How Does Natural Language Processing Work?
Recently, researchers have begun to use natural language processing to understand the meaning of large sets of documents from an analysis perspective. This means that they can understand the different contexts and nuances that phrases mean. After all, when someone is told not to "have a cow," it doesn't mean what the words literally mean, but it takes NLP to understand that.
What Is Data Mining?
Data mining is the process of analyzing data. It looks for patterns to turn that data into information and better decisions. Data mining is algorithm-based and finds patterns in large collections of data. This process is essential in cognitive technology because when algorithms develop and self-teach, they tend to find things that humans don't know to look for. Data mining is also important because it presents a potentially more efficient and thorough way of interpreting data.

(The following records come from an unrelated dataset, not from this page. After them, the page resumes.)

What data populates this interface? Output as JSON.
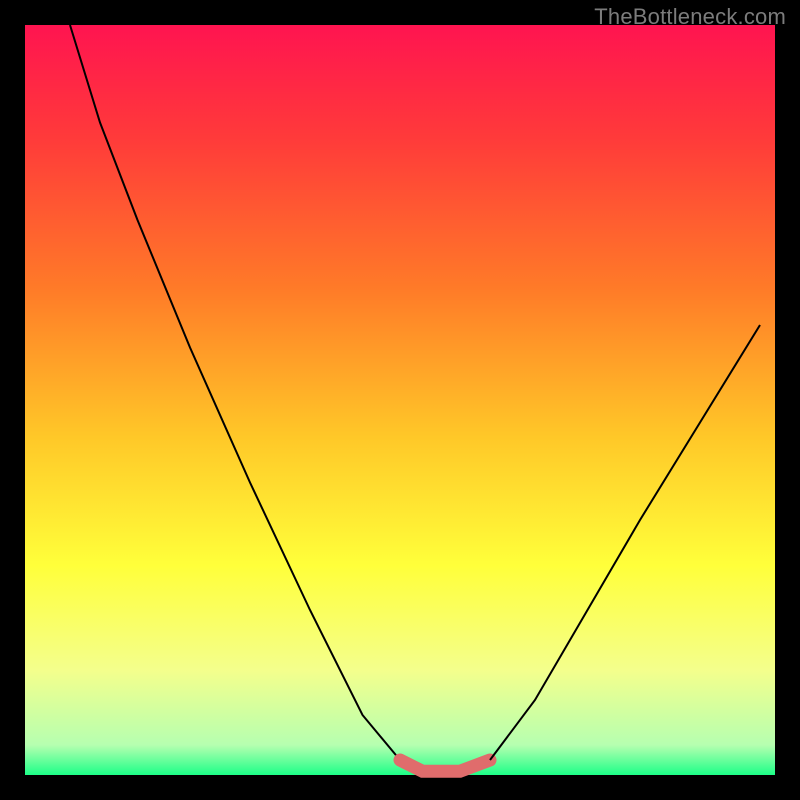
{
  "watermark": "TheBottleneck.com",
  "chart_data": {
    "type": "line",
    "title": "",
    "xlabel": "",
    "ylabel": "",
    "xlim": [
      0,
      100
    ],
    "ylim": [
      0,
      100
    ],
    "gradient_stops": [
      {
        "pct": 0,
        "color": "#ff1450"
      },
      {
        "pct": 15,
        "color": "#ff3a3a"
      },
      {
        "pct": 35,
        "color": "#ff7a28"
      },
      {
        "pct": 55,
        "color": "#ffc828"
      },
      {
        "pct": 72,
        "color": "#ffff3a"
      },
      {
        "pct": 86,
        "color": "#f4ff8c"
      },
      {
        "pct": 96,
        "color": "#b6ffb0"
      },
      {
        "pct": 100,
        "color": "#1dff88"
      }
    ],
    "series": [
      {
        "name": "left-curve",
        "stroke": "#000000",
        "stroke_width": 2,
        "x": [
          6,
          10,
          15,
          22,
          30,
          38,
          45,
          50
        ],
        "y": [
          100,
          87,
          74,
          57,
          39,
          22,
          8,
          2
        ]
      },
      {
        "name": "flat-red-segment",
        "stroke": "#e06c6c",
        "stroke_width": 13,
        "linecap": "round",
        "x": [
          50,
          53,
          58,
          62
        ],
        "y": [
          2,
          0.5,
          0.5,
          2
        ]
      },
      {
        "name": "right-curve",
        "stroke": "#000000",
        "stroke_width": 2,
        "x": [
          62,
          68,
          75,
          82,
          90,
          98
        ],
        "y": [
          2,
          10,
          22,
          34,
          47,
          60
        ]
      }
    ]
  }
}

What Is Pattern Recognition?
Pattern recognition is a branch of machine learning focused on categorizing information or finding anomalies within data. For example, facial pattern recognition might be used to determine the age and gender of a person in a photo. Pattern recognition tends to be based on probability, so there is a chance that it does not accurately categorize information. Pattern recognition is also typically controlled by an algorithm. This means that the computer will continue to make guesses until it finds a pattern that makes sense and matches with what we know is true or until the probability of any other pattern remaining is too small to be considered.
When data mining, pattern recognition, and natural language processing come together to mimic cognitive technology functions, the result is significant opportunities for advancement in technology. Newly developed algorithms can give computers the ability to learn and create at unprecedented levels, leading to artificially intelligent machines that mimic human thought patterns.